ROUBAIX, UNE LUMIÈRE est plus romanesque d’un polar classique car toute la mise en scène part des attitudes et des regards des agents de police, et non pas des éléments d’enquête(s). Une mise en scène qui se concentre sur une idée : dans ce polar pas très ordinaire, Desplechin s’évertue de « traquer l’humanité ». Le cinéaste cherche une part d’humanité et d’émotions dans les affaires traitées par ces personnages policiers. Et notamment grâce au personnage de Roschdy Zem, un commissaire qui travaille grâce à son regard humain et compatissant, puis grâce à son éternelle intention d’écouter. Toute la mise en scène tient donc à chercher ce qui reste d’humain dans tous ces espaces meurtris et abîmés, ce qui en reste dans toutes ces paroles et ces comportements violent-e-s. Grâce à sa caméra qui se colle aux espaces et aux corps, le cinéaste français cherche à ce que la part d’humanité se dévoile, au lieu de garder la violence comme un masque et une protection.

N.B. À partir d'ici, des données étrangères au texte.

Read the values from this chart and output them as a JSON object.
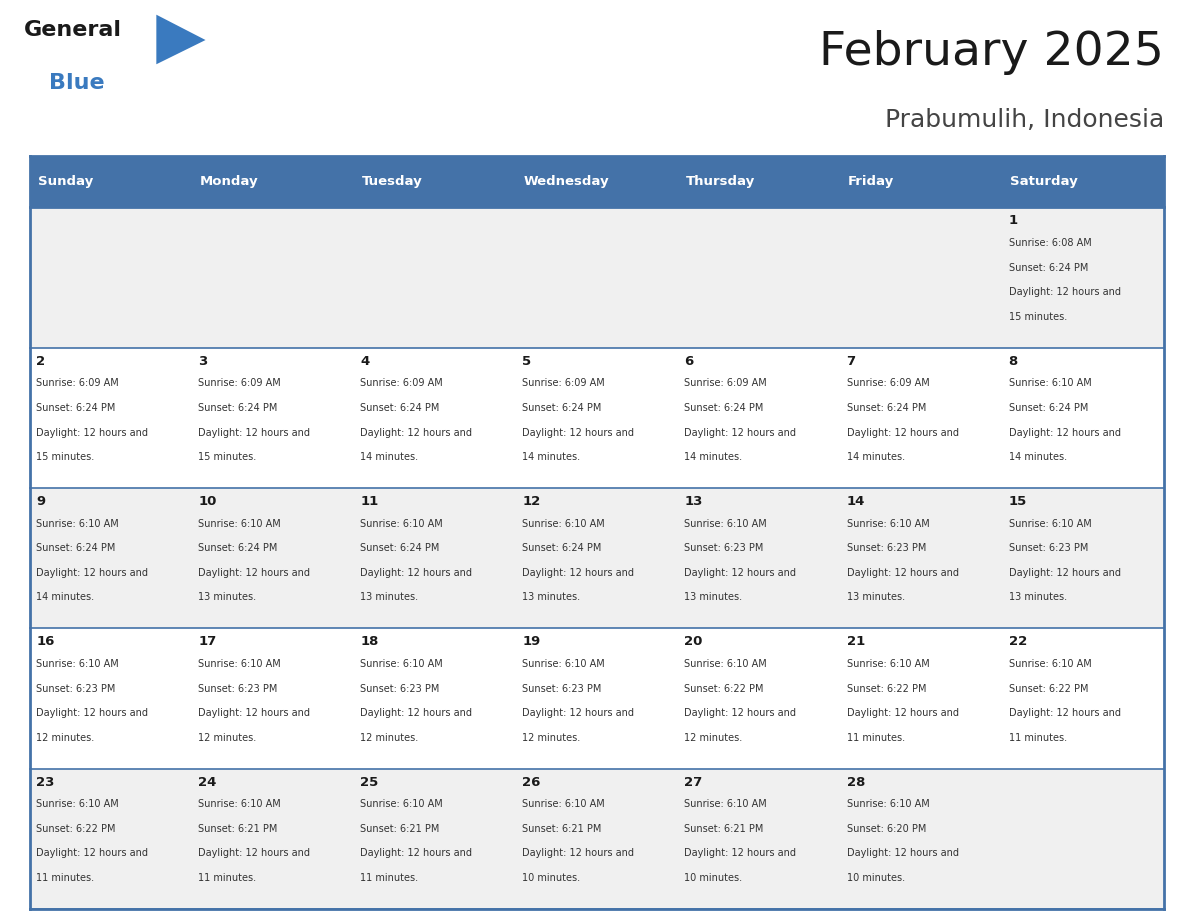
{
  "title": "February 2025",
  "subtitle": "Prabumulih, Indonesia",
  "header_bg": "#4472a8",
  "header_text_color": "#ffffff",
  "row_bg_odd": "#f0f0f0",
  "row_bg_even": "#ffffff",
  "border_color": "#4472a8",
  "day_headers": [
    "Sunday",
    "Monday",
    "Tuesday",
    "Wednesday",
    "Thursday",
    "Friday",
    "Saturday"
  ],
  "title_color": "#1a1a1a",
  "subtitle_color": "#444444",
  "cell_text_color": "#333333",
  "day_num_color": "#1a1a1a",
  "logo_general_color": "#1a1a1a",
  "logo_blue_color": "#3a7abf",
  "logo_triangle_color": "#3a7abf",
  "calendar_data": [
    [
      {
        "day": null,
        "sunrise": null,
        "sunset": null,
        "daylight": null
      },
      {
        "day": null,
        "sunrise": null,
        "sunset": null,
        "daylight": null
      },
      {
        "day": null,
        "sunrise": null,
        "sunset": null,
        "daylight": null
      },
      {
        "day": null,
        "sunrise": null,
        "sunset": null,
        "daylight": null
      },
      {
        "day": null,
        "sunrise": null,
        "sunset": null,
        "daylight": null
      },
      {
        "day": null,
        "sunrise": null,
        "sunset": null,
        "daylight": null
      },
      {
        "day": 1,
        "sunrise": "6:08 AM",
        "sunset": "6:24 PM",
        "daylight": "12 hours and 15 minutes."
      }
    ],
    [
      {
        "day": 2,
        "sunrise": "6:09 AM",
        "sunset": "6:24 PM",
        "daylight": "12 hours and 15 minutes."
      },
      {
        "day": 3,
        "sunrise": "6:09 AM",
        "sunset": "6:24 PM",
        "daylight": "12 hours and 15 minutes."
      },
      {
        "day": 4,
        "sunrise": "6:09 AM",
        "sunset": "6:24 PM",
        "daylight": "12 hours and 14 minutes."
      },
      {
        "day": 5,
        "sunrise": "6:09 AM",
        "sunset": "6:24 PM",
        "daylight": "12 hours and 14 minutes."
      },
      {
        "day": 6,
        "sunrise": "6:09 AM",
        "sunset": "6:24 PM",
        "daylight": "12 hours and 14 minutes."
      },
      {
        "day": 7,
        "sunrise": "6:09 AM",
        "sunset": "6:24 PM",
        "daylight": "12 hours and 14 minutes."
      },
      {
        "day": 8,
        "sunrise": "6:10 AM",
        "sunset": "6:24 PM",
        "daylight": "12 hours and 14 minutes."
      }
    ],
    [
      {
        "day": 9,
        "sunrise": "6:10 AM",
        "sunset": "6:24 PM",
        "daylight": "12 hours and 14 minutes."
      },
      {
        "day": 10,
        "sunrise": "6:10 AM",
        "sunset": "6:24 PM",
        "daylight": "12 hours and 13 minutes."
      },
      {
        "day": 11,
        "sunrise": "6:10 AM",
        "sunset": "6:24 PM",
        "daylight": "12 hours and 13 minutes."
      },
      {
        "day": 12,
        "sunrise": "6:10 AM",
        "sunset": "6:24 PM",
        "daylight": "12 hours and 13 minutes."
      },
      {
        "day": 13,
        "sunrise": "6:10 AM",
        "sunset": "6:23 PM",
        "daylight": "12 hours and 13 minutes."
      },
      {
        "day": 14,
        "sunrise": "6:10 AM",
        "sunset": "6:23 PM",
        "daylight": "12 hours and 13 minutes."
      },
      {
        "day": 15,
        "sunrise": "6:10 AM",
        "sunset": "6:23 PM",
        "daylight": "12 hours and 13 minutes."
      }
    ],
    [
      {
        "day": 16,
        "sunrise": "6:10 AM",
        "sunset": "6:23 PM",
        "daylight": "12 hours and 12 minutes."
      },
      {
        "day": 17,
        "sunrise": "6:10 AM",
        "sunset": "6:23 PM",
        "daylight": "12 hours and 12 minutes."
      },
      {
        "day": 18,
        "sunrise": "6:10 AM",
        "sunset": "6:23 PM",
        "daylight": "12 hours and 12 minutes."
      },
      {
        "day": 19,
        "sunrise": "6:10 AM",
        "sunset": "6:23 PM",
        "daylight": "12 hours and 12 minutes."
      },
      {
        "day": 20,
        "sunrise": "6:10 AM",
        "sunset": "6:22 PM",
        "daylight": "12 hours and 12 minutes."
      },
      {
        "day": 21,
        "sunrise": "6:10 AM",
        "sunset": "6:22 PM",
        "daylight": "12 hours and 11 minutes."
      },
      {
        "day": 22,
        "sunrise": "6:10 AM",
        "sunset": "6:22 PM",
        "daylight": "12 hours and 11 minutes."
      }
    ],
    [
      {
        "day": 23,
        "sunrise": "6:10 AM",
        "sunset": "6:22 PM",
        "daylight": "12 hours and 11 minutes."
      },
      {
        "day": 24,
        "sunrise": "6:10 AM",
        "sunset": "6:21 PM",
        "daylight": "12 hours and 11 minutes."
      },
      {
        "day": 25,
        "sunrise": "6:10 AM",
        "sunset": "6:21 PM",
        "daylight": "12 hours and 11 minutes."
      },
      {
        "day": 26,
        "sunrise": "6:10 AM",
        "sunset": "6:21 PM",
        "daylight": "12 hours and 10 minutes."
      },
      {
        "day": 27,
        "sunrise": "6:10 AM",
        "sunset": "6:21 PM",
        "daylight": "12 hours and 10 minutes."
      },
      {
        "day": 28,
        "sunrise": "6:10 AM",
        "sunset": "6:20 PM",
        "daylight": "12 hours and 10 minutes."
      },
      {
        "day": null,
        "sunrise": null,
        "sunset": null,
        "daylight": null
      }
    ]
  ]
}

Malheureusement, tout cela fini par n’être qu’une introduction de moins d’une heure. Certes, le commissaire Daoud ne cesse de « traquer l’humanité » au sein de la violence (avec un brillant Roschdy Zem), mais c’est tout ce qui reste de la première partie lorsque la seconde démarre. Désormais, Desplechin laisse tomber Roubaix comme personnage principal, et plonge pleinement dans l’adaptation du fait divers dont est librement adapté le film (les personnages policiers sont totalement fictifs). Le film dérive sur un film d’enquête classique et très peu passionnant. Ronronnant formellement, car fait de trop nombreux champ / contre-champ et de plans moyens pour aérer les dialogues, la seconde partie du film est un polar qui s’enferme sur lui-même. Tout ce qui a été construit finit par se résumer par un seul arc narratif, par un jeu sur la parole crue / vulgaire avec une grande part de mystère. Outre la recherche d’humanité par le commissaire Daoud, l’esthétique et la mise en scène se résument en deux points : respectivement des plans fixes pour écouter la parole, puis des comportements figés en attente de connaître la vérité de la part des suspect-e-s. Alors que la première partie était très passionnante et très démarquée dans le cinéma de Desplechin, la seconde partie n’a rien à offrir et tombe dans les facilités du film d’enquête. Dommage, car ROUBAIX, UNE LUMIÈRE démarrait fort bien dans l’idée que la fiction fait entrer le regard dans le réel. Le geste est intriguant mais trop fragile.
ROUBAIX, UNE LUMIÈRE
Réalisé par Arnaud Desplechin
Scénario de Arnaud Desplechin, Léa Mysius
Avec Roschdy Zem, Léa Seydoux, Sara Forestier, Antoine Reinartz, Chloé Simoneau, Betty Cartoux, Jérémy Brunet, Stéphane Duquenoy, Ilyes Bensalem, Maïssa Taleb.